A programação abriu às 9h com a tradicional lavagem do Monumento a Zumbi dos Palmares, na Presidente Vargas, no Centro. O ritual, que completa trinta anos em 2025, acontece pela primeira vez desde que foi reconhecido como patrimônio cultural, social e turístico da cidade. A cerimônia teve música, capoeira, baianas, lideranças do movimento negro e grande participação popular.
Logo depois, às 10h, a Pequena África recebeu o Cortejo da Tia Ciata, que partiu do Centro de Artes Calouste Gulbenkian. O percurso retomou a rota histórica da matriarca do samba e trouxe tambor, samba de terreiro, dança e performances abertas à participação da população, que lotou as ruas do Centro em celebração.
Na Gamboa, o Museu da História e da Cultura Afro-Brasileira promoveu o Samba da Dida com feijoada a partir do meio-dia. O espaço recebeu artistas como Marcelo Negrete e a Escola Olodum, oferecendo ao público uma tarde de música, gastronomia e manifestações culturais gratuitas.
A festa seguiria intensa ao longo do dia em vários bairros da cidade. Em Madureira, a 4ª edição do Festival Madureira ocupou o Viaduto Negrão de Lima com jongo, rodas culturais, feira crespa e shows, tudo de forma gratuita, em programação que segue nos próximos dias junto à Flup.
Na Lapa, o Circo Voador sediou a primeira edição do “Negro é Lindo Festival”, que reúne dez horas de atividades com feira criativa, rodas de conversa, acolhimento psicológico, ballroom, exposição de arte e uma sequência de shows que vão do samba ao jazz e ao funk. A entrada é gratuita mediante retirada prévia pelo Sympla.
Próximo dali, o Casarão do Firmino recebeu roda de samba com o Grupo Arruda, celebrando duas décadas de carreira.
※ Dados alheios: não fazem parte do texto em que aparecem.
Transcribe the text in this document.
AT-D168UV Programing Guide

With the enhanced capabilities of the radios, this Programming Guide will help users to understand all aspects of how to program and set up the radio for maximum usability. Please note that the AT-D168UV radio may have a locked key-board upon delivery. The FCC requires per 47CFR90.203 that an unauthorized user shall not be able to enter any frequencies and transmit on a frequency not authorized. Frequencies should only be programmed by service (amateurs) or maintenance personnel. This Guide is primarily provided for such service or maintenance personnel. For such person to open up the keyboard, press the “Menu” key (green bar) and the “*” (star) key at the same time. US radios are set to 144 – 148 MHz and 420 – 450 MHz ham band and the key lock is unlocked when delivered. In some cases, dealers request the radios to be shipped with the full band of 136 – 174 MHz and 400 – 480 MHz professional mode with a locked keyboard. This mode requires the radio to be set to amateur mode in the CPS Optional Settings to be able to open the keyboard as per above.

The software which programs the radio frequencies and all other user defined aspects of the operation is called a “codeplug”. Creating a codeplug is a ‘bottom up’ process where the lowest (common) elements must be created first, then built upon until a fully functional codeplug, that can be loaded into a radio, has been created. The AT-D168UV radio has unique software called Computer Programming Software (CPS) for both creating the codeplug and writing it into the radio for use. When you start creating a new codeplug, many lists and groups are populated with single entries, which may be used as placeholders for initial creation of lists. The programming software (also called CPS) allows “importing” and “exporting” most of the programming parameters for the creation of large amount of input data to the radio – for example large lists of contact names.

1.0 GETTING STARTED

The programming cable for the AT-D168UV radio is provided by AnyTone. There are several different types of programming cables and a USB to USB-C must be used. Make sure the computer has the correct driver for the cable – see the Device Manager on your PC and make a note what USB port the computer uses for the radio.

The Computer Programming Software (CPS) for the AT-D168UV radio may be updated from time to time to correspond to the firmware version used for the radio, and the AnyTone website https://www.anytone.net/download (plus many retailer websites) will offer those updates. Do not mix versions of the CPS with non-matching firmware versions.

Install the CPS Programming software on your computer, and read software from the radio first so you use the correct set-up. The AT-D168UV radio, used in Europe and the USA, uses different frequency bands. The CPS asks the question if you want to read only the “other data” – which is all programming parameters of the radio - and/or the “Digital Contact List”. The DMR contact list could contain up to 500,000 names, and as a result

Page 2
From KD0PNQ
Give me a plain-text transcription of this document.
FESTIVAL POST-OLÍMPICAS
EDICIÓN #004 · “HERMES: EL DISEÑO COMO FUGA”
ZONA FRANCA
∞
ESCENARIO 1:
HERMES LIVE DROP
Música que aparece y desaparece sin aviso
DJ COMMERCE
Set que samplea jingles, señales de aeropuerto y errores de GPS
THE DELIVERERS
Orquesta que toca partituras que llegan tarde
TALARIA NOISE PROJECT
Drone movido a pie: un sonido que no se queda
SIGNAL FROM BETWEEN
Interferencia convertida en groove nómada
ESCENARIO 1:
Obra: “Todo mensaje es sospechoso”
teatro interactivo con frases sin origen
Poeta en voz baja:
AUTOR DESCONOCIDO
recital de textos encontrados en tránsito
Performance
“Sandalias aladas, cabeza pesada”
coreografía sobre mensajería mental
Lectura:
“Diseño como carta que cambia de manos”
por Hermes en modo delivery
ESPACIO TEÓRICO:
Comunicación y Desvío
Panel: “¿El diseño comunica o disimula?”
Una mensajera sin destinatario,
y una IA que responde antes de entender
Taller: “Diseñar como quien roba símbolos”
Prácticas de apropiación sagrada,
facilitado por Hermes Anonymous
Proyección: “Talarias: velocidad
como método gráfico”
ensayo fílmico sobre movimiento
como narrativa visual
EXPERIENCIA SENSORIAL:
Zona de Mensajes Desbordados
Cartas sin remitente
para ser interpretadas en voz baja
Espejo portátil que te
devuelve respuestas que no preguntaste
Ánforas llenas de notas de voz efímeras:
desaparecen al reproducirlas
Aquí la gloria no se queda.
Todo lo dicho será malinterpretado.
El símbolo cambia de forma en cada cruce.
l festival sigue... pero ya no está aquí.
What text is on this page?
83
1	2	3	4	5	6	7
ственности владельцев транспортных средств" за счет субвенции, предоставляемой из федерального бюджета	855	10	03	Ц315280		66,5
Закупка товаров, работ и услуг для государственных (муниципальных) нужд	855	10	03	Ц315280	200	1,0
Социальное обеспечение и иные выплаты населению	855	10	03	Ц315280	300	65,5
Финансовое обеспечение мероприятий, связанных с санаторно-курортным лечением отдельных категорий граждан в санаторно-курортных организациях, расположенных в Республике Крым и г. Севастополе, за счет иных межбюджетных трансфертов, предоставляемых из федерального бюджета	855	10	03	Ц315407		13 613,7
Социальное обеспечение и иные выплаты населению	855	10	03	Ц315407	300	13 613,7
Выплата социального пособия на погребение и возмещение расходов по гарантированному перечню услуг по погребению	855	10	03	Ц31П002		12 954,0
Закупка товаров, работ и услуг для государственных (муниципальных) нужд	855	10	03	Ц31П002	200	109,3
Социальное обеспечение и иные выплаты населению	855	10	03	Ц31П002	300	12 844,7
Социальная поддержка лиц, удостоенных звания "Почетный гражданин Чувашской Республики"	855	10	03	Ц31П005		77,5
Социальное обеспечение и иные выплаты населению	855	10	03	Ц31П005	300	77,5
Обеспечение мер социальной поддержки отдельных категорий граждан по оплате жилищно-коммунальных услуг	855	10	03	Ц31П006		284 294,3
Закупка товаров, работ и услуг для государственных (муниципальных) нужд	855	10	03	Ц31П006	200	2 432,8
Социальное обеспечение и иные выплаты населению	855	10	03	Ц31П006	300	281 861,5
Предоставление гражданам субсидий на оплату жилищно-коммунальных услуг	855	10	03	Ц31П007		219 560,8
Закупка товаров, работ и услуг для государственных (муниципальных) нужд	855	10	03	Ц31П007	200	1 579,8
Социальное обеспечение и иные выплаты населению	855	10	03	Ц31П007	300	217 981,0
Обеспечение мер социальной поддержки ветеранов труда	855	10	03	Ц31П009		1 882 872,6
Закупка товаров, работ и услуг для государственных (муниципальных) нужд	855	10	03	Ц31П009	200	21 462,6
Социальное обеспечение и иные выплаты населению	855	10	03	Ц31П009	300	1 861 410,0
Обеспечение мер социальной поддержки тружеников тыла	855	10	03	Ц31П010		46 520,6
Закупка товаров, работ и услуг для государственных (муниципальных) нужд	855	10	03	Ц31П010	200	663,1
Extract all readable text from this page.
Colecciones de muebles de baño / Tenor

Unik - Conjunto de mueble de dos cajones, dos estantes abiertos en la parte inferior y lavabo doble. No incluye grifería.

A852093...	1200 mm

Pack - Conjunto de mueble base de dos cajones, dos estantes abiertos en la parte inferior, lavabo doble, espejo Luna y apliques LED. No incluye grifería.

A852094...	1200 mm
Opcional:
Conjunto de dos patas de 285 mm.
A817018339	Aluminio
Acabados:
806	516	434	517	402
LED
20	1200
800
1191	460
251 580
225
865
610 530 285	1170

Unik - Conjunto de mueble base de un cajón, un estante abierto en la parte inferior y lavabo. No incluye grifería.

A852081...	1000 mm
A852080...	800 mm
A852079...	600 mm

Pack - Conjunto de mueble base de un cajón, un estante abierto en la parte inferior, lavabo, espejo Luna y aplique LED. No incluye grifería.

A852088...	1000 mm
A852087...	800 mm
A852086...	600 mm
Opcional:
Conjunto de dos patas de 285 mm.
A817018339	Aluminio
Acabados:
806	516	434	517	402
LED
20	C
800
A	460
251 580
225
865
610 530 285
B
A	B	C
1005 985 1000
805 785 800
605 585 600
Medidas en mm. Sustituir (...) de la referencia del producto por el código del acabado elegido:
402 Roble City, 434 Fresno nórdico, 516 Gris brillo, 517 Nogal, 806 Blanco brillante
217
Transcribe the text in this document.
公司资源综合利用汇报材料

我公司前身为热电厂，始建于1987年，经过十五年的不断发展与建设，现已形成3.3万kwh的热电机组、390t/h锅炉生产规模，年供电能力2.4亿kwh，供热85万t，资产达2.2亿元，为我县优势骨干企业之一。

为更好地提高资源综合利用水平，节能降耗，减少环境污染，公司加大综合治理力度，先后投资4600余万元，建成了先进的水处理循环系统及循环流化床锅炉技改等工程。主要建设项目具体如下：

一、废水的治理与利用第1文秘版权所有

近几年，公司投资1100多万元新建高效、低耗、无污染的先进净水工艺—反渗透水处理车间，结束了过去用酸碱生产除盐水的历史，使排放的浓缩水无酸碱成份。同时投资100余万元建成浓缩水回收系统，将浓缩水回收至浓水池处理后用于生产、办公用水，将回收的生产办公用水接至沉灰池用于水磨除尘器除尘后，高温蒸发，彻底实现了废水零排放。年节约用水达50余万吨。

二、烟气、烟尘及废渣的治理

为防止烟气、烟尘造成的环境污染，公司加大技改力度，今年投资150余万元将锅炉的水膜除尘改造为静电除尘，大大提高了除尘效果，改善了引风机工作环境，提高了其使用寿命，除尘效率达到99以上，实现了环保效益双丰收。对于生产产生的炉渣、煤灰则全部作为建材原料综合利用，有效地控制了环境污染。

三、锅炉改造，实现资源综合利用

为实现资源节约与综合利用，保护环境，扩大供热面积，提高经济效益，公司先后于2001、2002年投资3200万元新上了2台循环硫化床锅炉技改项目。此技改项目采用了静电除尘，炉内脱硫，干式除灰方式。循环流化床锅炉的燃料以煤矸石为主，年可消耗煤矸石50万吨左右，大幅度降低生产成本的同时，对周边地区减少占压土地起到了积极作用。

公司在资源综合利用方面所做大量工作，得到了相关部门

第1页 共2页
O evento começou às 16h, com entrada colaborativa, e contou com apresentação do Samba da Tia Zélia, discotecagem da DJ Nicolle Neumann e chopp liberado na primeira hora e meia.
A programação também se estendeu a Niterói, onde o Caminho Niemeyer sedou o Festival Viva Zumbi. Com atividades durante todo o dia, o evento destacou shows de Jorge Aragão às 15h e do rapper BK às 20h, além de rodas de capoeira e feira gastronômica. A entrada é gratuita, com contribuição voluntária de 1kg de alimento não perecível.
Encerrando o feriado, a cidade permanece tomada por música, cultura, celebração e reafirmação da identidade negra, em um dia que reforça a importância histórica e simbólica da data para o Rio e para o Brasil.